Jiang et al. conducted a study with 574 Chinese individuals to investigate whether FLI correlates with NAFLD and newly diagnosed coronary artery disease in a special Chinese population who underwent coronary angiography. FLI showed statistically significant results in predicting NAFLD; however, the AUROC was 0.721, which was not more effective than BMI with an AUROC of 0.728 [23]. A Korean study that verified the predictability of FLI in 376 patients. The results showed that the AUROC of BMI was the highest (0.813), followed by that of WC (0.787) and FLI (0.785) [24]. The study targeted NAFLD, and the number of participants in our study was 2.3 times that of the previous study.
Previous studies have also showed that low vitamin D levels are associated with NAFLD and are independent of factors such as metabolic syndrome [25, 26]. In an Italian study conducted on 262 participants who were referred to the Diabetes and Metabolic Disease Clinic Center, low vitamin D levels were identified to be associated with the presence of NAFLD independent of metabolic syndrome, diabetes, and insulin resistance [25]. However, in this study, the relationship between vitamin D and MAFLD was not significant. Vitamin D regulates the metabolism of free fatty acid by reducing free fatty acid-induced insulin resistance in peripheral tissues and hepatocytes. In those with vitamin D deficiency, increased free fatty acid in the bloodstream promotes fat storage in the liver and can lead to the development of NAFLD [27]. If more large-scale research is conducted, other results may be derived.
Our study has several limitations. First, it was conducted at a single center in a general hospital; hence, it cannot represent all Korean data. However, this limitation was supplemented using data from a larger number of participants, as compared to that in the previous study. Second, the diagnosis of fatty liver was not histologically confirmed through biopsy but was determined using CT.

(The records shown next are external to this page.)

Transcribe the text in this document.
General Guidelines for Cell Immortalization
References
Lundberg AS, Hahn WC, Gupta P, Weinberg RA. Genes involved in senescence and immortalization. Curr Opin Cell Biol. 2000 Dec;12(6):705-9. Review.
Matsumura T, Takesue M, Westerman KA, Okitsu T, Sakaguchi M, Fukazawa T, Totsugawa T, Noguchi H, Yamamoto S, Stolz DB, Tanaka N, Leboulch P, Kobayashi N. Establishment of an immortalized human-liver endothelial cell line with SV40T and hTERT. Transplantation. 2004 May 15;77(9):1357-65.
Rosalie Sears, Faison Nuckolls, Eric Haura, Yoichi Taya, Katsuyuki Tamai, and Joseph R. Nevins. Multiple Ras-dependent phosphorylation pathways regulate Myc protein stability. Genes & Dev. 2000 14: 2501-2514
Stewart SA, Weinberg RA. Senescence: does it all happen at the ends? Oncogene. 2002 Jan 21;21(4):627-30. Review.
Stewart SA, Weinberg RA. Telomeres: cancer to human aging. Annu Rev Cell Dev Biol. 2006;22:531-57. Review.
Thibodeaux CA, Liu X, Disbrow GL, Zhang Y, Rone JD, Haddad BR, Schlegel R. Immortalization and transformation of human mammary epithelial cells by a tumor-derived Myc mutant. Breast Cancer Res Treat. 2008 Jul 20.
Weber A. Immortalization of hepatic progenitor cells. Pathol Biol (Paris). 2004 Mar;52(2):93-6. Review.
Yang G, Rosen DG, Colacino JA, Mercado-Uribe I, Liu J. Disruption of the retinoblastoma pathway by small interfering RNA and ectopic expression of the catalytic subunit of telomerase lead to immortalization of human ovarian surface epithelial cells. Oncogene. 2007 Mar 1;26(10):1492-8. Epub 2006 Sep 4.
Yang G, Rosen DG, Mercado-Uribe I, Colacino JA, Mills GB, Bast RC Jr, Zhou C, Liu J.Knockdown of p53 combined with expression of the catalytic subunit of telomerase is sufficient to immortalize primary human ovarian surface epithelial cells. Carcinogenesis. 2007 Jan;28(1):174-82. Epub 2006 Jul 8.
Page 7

In conclusion, our study verified the accuracy of the FLI for predicting MAFLD using CT; the AUROC of FLI for predicting MAFLD was 0.776. This suggests that the FLI can be used as a simple and cost-effective tool for screening MAFLD in clinical settings. In the future, FLI validation for predicting MAFLD should be performed in a large research group, and comparative analysis with other indices should be performed.